5. Thinking you have all the answers. Face it, you don’t. I’ve seen enough arrogant founders who refuse to ask for help or think they know exactly what the customer needs or think an advisory board is a waste of time. To them I ask, what makes you think you know it all? You don’t. Be humble. Surround yourself with as many smart people as you can persuade to help you. I met with a new founder last week and she said she will take a meeting with anyone she can get connected to that might be able to help her. Now, that’s smart. You never know where your next board member, advisor, employee, investor, co-founder, staff member, customer or drinking buddy could come from. It’s of critical importance to be honest with yourself about where you are strong and where you suck wind. Not a marketing person? Find someone to help you get it done fast and cheap. Not a finance person? Get a part-time finance guy to keep the books in order and keep you on track. It comes back to budget too. You might have to pay to fill the gaps but that’s going to make your company stronger. If you are afraid to ask for help because you think it’s a sign of weakness, just watch Amanda Palmer do it. It’s your company. Don’t go down in flames because you thought you were so smart you didn’t need to listen to anyone else. That’s a big bowl of founder fail.
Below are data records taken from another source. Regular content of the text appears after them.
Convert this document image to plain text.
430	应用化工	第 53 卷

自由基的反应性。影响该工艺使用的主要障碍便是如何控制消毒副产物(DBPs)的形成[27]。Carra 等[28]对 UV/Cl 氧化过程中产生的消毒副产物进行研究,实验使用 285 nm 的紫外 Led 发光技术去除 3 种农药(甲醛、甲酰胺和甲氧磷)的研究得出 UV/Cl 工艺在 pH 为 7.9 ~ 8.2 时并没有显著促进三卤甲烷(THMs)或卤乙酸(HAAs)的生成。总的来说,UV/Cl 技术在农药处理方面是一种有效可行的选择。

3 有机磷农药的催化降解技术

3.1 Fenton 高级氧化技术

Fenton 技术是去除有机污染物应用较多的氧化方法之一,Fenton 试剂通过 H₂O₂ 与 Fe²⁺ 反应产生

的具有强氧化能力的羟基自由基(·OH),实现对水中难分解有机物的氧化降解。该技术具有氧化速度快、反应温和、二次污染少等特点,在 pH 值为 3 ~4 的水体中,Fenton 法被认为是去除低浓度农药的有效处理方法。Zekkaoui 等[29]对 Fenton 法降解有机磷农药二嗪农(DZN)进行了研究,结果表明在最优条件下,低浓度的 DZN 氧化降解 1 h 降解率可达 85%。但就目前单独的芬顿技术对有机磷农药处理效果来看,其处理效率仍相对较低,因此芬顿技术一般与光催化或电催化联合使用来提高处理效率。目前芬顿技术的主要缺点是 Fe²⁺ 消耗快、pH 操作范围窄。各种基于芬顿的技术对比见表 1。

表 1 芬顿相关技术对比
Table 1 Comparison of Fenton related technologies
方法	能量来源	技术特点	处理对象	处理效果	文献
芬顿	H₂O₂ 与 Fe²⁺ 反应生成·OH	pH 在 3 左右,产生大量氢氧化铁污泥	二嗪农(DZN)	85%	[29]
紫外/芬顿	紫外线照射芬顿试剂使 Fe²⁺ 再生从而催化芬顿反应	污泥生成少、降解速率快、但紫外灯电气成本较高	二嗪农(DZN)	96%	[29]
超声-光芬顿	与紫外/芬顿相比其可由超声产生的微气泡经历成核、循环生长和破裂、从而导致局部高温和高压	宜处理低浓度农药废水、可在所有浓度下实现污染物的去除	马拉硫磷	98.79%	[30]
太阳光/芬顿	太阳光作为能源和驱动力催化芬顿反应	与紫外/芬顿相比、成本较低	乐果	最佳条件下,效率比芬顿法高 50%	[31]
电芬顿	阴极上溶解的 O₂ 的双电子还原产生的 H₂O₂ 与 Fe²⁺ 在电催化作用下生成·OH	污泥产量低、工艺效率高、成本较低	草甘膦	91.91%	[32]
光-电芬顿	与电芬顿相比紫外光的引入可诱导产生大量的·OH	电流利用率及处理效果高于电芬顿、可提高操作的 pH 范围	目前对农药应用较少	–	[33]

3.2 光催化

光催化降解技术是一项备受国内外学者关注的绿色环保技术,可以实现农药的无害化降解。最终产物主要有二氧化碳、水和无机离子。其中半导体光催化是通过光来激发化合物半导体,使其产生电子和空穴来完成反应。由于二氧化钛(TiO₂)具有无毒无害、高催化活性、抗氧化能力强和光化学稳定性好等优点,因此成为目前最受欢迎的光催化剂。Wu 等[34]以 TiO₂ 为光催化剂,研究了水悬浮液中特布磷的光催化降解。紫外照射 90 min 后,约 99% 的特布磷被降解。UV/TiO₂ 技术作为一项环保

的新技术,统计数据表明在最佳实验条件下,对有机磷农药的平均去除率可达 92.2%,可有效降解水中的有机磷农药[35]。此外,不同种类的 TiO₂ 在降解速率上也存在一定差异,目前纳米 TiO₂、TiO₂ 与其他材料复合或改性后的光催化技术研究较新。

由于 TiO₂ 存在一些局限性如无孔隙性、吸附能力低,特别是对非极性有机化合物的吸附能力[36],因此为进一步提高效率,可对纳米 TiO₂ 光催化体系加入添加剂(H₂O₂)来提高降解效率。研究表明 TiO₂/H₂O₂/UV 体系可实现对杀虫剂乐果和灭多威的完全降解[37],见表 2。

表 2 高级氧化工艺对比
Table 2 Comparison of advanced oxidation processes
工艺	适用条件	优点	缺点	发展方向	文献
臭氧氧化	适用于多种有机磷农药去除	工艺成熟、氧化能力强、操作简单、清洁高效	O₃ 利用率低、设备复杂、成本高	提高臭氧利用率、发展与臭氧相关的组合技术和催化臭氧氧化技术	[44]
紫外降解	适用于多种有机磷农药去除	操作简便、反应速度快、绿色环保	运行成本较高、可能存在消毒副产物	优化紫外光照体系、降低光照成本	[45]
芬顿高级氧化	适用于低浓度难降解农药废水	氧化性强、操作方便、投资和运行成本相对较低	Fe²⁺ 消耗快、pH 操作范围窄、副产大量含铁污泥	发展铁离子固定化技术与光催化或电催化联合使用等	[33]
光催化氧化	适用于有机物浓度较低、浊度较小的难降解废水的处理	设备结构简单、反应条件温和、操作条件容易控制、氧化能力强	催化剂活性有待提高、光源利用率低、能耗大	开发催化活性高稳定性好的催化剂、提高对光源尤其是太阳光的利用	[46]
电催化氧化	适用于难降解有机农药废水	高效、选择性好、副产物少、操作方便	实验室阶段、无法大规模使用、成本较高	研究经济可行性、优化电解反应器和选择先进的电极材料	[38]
Seed to A Round is probably one of the most difficult steps to take. A recent study by boutique law firm Silicon Legal Strategy found that 46 percent of startups that got their seed funds in 2010 went on to a Series A round by the end of 2011, but only 24 percent that got their seed round in 2011 had done the same by the end of 2012. VCs are looking for more real proof that your idea is not just an idea. They want proof that it is a business and that it’s positioned to disrupt a market and deliver a 100x return on investment. That’s the way it works.
How is your company positioned to avoid the pitfalls and rise to greatness? What other mistakes have you watched early-stage companies make? I’d love to hear your comments.
Being an entrepreneur requires great emotional strength, endurance, vision and balls.